A few months prior to this, these Indians had promised their white friend to act as guide on a bear hunt in the Everglades. All arrangements had been made for the hunt, except to fix the time and place of meeting. This was to be done through a white settler. Later, plans for the hunt were perfected, and word was sent to the Indian village. According to their promise the Indians came to the settler’s home on the day specified, but found that the white man had left his house early in the morning with no message as to how or where the Indians should follow. The Indians, not knowing which way to go to find the party, could do nothing but return to their camp—a distance of forty or fifty miles. Subsequent developments proved that the white man wished to act as guide, and thereby earn for himself the remuneration he expected the Indians would receive.
THE SEMINOLE’S UNWRITTEN VERDICT OF THE WHITE RACE.
“Es-ta-had-kee, ho-lo-wa-gus, lox-ee-o-jus”
(White man no good, lie too much.)
In some mysterious way, the Seminole’s conception of the Decalogue neither to lie, nor steal, nor cheat, is the foundation stone upon which he builds his character, principle and honor, for it is taught to the race, from the cradle to the grave, to the swinging papoose on its mother’s shoulders, all through life, till the Great Spirit calls to the Happy Hunting Grounds. Let the reader stop and consider that here is a community of hundreds, living in open palmetto camps. No locks, no doors, no courts, and no officers to keep the law; a people, who for generations have lived, pure in morals, with no thieving, no trespassing, and no profanity (for the Seminole has no oath in his language). With his conception of the Deity, he reverences the name of the Great Spirit, and “Thou shalt not take the name of the Lord thy God in vain,” he venerates, as did the Hebrews in the days of Moses. What would be the result if an equal number of the negro race were left under the same conditions for two generations? Nay, what would be the history of six hundred whites forced to live for even twenty-five years like the Seminoles?
With the Seminole’s power to condense into a single phrase, he crystalizes his verdict of the white man into the above forcible expression. In pathetic, but terse language, it tells of generations of wrong treatment at the hands of the white brother; sharp practices and broken treaties, and misrepresentations are all included in the general summing up.
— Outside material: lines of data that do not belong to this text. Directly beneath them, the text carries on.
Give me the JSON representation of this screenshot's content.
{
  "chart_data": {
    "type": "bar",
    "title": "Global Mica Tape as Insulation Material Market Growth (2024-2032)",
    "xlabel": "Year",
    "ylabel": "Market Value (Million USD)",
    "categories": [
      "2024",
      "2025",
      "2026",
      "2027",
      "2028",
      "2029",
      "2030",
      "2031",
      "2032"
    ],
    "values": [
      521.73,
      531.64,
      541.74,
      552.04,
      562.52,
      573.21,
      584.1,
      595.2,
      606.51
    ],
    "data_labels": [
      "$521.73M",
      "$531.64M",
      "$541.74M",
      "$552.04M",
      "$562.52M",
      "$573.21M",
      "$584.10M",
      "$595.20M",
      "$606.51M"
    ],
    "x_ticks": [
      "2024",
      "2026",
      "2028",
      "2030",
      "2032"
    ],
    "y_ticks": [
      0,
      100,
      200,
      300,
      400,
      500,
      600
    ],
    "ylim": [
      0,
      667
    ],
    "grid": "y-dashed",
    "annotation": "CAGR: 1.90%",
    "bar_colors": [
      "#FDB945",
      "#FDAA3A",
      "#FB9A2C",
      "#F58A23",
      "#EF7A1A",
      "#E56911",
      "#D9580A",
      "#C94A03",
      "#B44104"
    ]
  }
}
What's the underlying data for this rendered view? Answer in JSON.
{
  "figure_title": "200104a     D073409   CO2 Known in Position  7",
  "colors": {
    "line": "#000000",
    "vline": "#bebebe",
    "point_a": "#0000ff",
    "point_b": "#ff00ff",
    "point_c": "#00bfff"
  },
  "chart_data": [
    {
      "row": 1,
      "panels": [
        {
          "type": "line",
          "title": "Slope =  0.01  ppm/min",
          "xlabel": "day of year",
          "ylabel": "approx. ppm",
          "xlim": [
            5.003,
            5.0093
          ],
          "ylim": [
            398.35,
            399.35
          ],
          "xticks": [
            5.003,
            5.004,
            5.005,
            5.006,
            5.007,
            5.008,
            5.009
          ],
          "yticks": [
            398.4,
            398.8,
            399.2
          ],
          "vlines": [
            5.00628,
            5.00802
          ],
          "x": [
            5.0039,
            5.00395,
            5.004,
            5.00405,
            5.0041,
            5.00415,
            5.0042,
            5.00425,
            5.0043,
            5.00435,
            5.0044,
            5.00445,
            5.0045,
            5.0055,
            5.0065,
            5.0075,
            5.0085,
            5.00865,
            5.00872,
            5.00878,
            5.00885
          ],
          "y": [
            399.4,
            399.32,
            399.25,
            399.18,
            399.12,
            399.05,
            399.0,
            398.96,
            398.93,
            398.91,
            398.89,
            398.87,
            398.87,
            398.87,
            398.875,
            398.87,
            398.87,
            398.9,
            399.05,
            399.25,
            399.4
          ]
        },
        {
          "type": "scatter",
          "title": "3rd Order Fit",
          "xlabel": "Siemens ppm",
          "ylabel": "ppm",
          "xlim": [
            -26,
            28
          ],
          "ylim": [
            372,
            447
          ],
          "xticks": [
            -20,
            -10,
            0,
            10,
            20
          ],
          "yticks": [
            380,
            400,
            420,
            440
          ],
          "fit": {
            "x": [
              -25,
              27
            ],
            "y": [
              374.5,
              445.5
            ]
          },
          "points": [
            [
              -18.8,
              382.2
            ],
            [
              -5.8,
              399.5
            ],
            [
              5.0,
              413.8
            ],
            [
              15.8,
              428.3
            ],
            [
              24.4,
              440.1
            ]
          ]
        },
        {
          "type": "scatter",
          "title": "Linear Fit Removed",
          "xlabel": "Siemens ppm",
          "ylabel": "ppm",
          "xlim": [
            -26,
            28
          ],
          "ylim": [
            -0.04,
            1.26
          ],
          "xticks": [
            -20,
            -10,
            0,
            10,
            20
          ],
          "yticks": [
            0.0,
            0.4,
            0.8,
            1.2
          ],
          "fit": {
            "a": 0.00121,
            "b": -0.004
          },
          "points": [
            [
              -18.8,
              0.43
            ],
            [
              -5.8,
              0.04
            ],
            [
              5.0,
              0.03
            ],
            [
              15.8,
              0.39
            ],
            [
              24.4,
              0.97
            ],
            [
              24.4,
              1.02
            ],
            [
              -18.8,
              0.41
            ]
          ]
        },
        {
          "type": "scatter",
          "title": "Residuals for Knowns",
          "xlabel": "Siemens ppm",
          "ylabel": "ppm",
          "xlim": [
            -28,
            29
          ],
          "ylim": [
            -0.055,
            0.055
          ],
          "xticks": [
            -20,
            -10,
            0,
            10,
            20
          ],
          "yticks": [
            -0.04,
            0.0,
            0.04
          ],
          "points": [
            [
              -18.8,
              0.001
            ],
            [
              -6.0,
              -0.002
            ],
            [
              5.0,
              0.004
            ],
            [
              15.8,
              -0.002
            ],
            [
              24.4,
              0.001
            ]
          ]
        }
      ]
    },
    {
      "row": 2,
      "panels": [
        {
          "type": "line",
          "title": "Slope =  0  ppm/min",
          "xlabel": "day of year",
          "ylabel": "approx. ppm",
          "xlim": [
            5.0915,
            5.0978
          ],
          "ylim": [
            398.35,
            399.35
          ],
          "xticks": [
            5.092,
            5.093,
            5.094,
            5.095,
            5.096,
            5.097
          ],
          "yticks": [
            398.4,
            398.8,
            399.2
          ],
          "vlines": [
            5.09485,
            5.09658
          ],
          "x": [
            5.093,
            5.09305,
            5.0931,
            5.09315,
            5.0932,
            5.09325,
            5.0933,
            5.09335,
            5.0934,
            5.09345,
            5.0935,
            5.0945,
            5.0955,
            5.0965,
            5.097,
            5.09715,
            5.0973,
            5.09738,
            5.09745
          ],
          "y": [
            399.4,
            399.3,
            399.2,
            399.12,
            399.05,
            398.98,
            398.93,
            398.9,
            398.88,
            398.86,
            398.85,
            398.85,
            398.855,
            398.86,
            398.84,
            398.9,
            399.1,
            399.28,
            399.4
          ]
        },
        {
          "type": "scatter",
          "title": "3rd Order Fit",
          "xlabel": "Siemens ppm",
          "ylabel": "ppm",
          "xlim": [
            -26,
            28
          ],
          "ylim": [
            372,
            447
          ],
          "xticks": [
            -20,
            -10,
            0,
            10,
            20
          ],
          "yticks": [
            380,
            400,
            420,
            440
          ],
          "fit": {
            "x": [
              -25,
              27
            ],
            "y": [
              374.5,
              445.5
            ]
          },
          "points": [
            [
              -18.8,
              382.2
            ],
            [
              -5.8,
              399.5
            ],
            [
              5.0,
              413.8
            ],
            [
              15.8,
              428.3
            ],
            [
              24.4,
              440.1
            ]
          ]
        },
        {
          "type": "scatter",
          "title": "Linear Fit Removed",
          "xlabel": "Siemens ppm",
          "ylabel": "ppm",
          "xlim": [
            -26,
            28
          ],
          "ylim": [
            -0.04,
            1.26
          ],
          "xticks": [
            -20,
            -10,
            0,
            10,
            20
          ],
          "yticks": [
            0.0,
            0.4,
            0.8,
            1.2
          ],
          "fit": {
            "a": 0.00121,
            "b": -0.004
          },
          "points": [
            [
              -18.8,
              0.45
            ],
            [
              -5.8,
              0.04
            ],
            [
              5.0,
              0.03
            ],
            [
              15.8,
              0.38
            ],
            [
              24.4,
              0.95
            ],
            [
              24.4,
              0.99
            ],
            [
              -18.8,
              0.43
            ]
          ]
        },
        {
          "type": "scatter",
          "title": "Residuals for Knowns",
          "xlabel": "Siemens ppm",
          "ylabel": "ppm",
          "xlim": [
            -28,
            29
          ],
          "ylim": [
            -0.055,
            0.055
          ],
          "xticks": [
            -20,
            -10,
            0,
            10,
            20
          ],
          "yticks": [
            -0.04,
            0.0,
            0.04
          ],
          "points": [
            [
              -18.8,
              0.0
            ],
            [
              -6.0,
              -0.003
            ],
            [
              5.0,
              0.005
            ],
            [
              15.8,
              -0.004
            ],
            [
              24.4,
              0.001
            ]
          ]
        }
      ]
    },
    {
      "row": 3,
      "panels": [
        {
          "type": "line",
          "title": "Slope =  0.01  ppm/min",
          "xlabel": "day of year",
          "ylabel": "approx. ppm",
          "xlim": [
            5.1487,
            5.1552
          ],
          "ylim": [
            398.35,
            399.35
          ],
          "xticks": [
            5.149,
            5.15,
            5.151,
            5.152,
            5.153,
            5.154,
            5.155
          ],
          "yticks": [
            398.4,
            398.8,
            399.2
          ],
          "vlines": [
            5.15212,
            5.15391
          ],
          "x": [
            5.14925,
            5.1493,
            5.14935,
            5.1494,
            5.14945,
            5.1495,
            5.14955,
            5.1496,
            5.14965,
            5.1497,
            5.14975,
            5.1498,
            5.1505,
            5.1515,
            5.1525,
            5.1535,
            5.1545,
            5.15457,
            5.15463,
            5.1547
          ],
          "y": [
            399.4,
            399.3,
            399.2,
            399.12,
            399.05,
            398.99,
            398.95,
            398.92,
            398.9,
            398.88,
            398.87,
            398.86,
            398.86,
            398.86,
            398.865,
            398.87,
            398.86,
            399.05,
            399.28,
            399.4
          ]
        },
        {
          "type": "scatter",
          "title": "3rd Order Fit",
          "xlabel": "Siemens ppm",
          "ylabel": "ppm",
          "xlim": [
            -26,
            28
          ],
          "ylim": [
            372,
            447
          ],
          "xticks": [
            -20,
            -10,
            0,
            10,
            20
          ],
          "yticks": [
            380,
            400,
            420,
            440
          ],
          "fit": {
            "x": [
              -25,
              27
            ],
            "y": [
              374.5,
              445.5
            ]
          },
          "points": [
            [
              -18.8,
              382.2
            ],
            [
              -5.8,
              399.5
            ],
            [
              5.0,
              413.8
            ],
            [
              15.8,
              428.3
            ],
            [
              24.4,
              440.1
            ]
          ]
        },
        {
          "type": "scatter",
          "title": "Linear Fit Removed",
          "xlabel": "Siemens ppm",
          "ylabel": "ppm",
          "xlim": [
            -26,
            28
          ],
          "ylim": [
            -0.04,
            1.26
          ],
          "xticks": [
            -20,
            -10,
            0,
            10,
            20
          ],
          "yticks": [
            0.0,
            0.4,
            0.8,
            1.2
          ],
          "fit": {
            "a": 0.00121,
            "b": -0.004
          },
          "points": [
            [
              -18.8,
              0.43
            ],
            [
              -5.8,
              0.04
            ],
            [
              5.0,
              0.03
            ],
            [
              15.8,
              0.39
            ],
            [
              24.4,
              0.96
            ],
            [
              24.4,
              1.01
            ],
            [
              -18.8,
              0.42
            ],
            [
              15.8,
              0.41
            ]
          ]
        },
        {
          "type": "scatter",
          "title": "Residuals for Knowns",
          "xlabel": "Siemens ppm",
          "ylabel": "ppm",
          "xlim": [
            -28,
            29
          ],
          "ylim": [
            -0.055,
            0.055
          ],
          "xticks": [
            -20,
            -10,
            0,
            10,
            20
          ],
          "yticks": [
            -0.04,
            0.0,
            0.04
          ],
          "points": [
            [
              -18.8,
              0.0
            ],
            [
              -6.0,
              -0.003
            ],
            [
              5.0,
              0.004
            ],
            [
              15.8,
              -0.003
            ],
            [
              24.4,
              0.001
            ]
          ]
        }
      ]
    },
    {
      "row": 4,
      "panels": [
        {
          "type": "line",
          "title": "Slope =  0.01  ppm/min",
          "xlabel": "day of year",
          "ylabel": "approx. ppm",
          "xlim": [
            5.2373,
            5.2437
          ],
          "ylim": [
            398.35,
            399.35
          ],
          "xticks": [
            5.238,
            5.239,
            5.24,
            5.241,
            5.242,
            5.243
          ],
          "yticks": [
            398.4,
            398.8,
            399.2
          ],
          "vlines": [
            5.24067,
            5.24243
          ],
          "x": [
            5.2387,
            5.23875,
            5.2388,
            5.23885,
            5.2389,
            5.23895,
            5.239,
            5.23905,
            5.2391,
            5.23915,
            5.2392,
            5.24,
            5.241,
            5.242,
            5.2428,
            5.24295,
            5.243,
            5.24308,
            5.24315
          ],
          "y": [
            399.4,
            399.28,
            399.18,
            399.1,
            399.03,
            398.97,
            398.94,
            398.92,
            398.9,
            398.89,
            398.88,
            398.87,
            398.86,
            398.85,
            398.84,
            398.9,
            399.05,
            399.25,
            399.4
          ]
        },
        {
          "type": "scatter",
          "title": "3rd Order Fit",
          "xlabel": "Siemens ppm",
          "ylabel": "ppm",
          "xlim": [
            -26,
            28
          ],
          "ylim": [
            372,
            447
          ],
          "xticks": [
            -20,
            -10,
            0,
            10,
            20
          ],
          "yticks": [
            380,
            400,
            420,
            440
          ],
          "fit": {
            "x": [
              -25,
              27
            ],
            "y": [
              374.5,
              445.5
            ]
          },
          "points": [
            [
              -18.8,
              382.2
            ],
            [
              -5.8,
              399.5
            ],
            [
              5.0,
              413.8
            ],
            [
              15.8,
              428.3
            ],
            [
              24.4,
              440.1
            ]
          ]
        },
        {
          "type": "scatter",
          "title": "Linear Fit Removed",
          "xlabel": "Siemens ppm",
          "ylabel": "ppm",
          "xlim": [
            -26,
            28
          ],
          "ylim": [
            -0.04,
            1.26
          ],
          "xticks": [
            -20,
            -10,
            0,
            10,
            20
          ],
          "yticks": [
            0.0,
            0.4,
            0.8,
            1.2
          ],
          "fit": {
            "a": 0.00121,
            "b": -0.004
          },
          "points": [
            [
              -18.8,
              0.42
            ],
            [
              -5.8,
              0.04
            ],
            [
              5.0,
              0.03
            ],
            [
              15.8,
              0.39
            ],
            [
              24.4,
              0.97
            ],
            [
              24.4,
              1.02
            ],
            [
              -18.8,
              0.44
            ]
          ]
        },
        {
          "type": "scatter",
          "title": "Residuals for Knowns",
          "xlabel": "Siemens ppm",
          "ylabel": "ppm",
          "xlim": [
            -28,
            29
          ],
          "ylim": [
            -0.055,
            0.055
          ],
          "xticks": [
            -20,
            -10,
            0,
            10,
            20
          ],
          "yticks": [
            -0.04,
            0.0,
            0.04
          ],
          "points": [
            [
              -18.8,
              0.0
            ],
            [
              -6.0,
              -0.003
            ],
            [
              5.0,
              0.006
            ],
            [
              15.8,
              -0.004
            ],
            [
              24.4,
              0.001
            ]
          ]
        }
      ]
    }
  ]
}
From his oral lexicon, he has chosen these few words, which reveal the throbbing inner soul of these red children of the forests.
No pages, no volumes, no libraries are required to chronicle his experience.
Be it remembered that all history of the relation of the two races has been written by the white historian, but were the Indian to write the story, the other side of the picture would be shown. The complaints of the white man are carried, as it were, on the wings of the wind, while that of the poor Indian is drowned in the tempest.